Compliance teams will write policies. Legal teams will write disclaimers. But the people who decide what an AI system actually does—its defaults, its guardrails, its escalation paths—are product managers.
This isn’t a new insight. But it’s one the industry keeps forgetting when the pressure to ship is high.
The gap between policy and product
Most AI governance frameworks are written at the wrong altitude. They describe what a model should not do in broad strokes—“do not generate harmful content,” “maintain user privacy”—without specifying the product decisions that make those principles real.
Who decides what counts as harmful in context? What triggers a human review versus an automated response? When does the system say “I don’t know” rather than hallucinate an answer?
These aren’t legal questions. They’re product questions. And they get answered—explicitly or by default—in design reviews, sprint planning, and technical specifications.
Governance as product discipline
The organizations getting AI governance right are treating it like any other product problem: with user research, success metrics, failure mode analysis, and iteration cycles.
They’re asking:
- What does a bad outcome look like for the user?
- What does a bad outcome look like for society?
- How will we know when either is happening?
- What’s our incident response path when it does?
This is standard product thinking applied to a domain where the stakes are higher than usual.
The PM’s role
You don’t need to be a machine learning engineer to govern AI systems well. You need to be able to:
- Define the problem clearly enough that engineers can build guardrails against it
- Identify the edge cases that policy documents miss
- Create feedback loops that surface harm signals before they become incidents
- Make trade-off calls that balance capability with responsibility
The last one is the hard part. Every guardrail is also a constraint on usefulness. Getting the balance right is judgment work—exactly the kind of work product managers are supposed to do.

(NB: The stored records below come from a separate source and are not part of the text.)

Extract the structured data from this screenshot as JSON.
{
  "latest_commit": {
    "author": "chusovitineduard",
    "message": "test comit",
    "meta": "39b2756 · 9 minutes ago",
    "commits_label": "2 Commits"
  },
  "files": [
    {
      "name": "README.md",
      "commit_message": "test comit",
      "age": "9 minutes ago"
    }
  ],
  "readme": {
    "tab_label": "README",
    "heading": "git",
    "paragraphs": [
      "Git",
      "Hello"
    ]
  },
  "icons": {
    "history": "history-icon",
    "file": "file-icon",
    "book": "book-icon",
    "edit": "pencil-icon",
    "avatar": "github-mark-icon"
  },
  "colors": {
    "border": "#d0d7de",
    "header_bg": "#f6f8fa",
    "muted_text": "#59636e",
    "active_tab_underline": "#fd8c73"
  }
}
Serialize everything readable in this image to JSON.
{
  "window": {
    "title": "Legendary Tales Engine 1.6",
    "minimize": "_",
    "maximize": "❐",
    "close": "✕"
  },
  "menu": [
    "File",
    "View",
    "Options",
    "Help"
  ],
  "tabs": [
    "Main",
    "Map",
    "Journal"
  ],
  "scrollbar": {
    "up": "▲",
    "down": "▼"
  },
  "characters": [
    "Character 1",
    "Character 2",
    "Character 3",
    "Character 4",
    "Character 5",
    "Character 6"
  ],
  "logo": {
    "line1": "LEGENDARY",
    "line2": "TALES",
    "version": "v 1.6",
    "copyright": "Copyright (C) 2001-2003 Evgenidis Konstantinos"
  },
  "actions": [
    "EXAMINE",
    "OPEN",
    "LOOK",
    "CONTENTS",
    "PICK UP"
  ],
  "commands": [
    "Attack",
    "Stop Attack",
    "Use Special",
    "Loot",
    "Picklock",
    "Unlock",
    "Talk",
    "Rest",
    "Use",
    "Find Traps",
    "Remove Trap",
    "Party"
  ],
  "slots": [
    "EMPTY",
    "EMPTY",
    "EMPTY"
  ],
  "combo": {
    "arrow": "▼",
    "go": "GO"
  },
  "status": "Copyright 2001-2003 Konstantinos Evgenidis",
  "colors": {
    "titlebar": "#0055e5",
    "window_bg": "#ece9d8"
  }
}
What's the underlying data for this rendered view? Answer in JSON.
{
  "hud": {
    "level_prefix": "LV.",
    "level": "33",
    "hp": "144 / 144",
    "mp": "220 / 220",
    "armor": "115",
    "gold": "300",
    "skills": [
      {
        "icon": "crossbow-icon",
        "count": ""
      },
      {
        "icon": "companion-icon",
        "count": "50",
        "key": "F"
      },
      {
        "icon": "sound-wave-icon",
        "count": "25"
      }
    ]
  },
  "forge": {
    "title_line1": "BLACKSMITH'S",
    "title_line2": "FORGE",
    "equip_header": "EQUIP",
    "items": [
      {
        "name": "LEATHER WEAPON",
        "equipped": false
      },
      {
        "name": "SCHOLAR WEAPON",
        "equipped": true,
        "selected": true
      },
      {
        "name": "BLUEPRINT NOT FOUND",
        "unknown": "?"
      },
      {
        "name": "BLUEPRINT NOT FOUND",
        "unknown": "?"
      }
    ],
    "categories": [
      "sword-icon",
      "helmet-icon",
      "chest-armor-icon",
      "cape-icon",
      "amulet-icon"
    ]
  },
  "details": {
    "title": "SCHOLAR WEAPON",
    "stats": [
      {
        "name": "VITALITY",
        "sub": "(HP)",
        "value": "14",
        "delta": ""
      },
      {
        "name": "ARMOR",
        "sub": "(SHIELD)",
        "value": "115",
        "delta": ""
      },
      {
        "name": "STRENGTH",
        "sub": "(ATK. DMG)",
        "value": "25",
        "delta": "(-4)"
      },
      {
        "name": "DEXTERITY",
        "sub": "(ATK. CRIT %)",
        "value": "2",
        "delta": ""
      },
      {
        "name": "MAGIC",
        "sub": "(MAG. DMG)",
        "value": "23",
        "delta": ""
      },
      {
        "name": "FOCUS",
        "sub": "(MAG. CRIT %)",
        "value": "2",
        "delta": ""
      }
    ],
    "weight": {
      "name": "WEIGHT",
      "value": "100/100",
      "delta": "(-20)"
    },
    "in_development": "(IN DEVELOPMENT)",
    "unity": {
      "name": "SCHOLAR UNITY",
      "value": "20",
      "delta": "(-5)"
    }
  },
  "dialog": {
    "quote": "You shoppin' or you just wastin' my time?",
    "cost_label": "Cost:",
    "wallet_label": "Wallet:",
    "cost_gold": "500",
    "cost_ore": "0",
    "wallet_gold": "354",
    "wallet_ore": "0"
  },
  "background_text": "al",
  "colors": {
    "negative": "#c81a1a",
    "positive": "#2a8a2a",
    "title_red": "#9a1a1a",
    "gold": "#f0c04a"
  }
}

What this means in practice
If you’re a PM working on an AI feature, governance isn’t something that happens after you ship. It’s a design input from the start.
That means talking to your trust & safety team before your first sprint, not after your first incident. It means including failure modes in your PRD alongside success metrics. It means treating “who is harmed if this goes wrong” as a first-class stakeholder question.
The industry has spent years learning that security can’t be bolted on after the fact. AI governance is the same lesson, with higher stakes.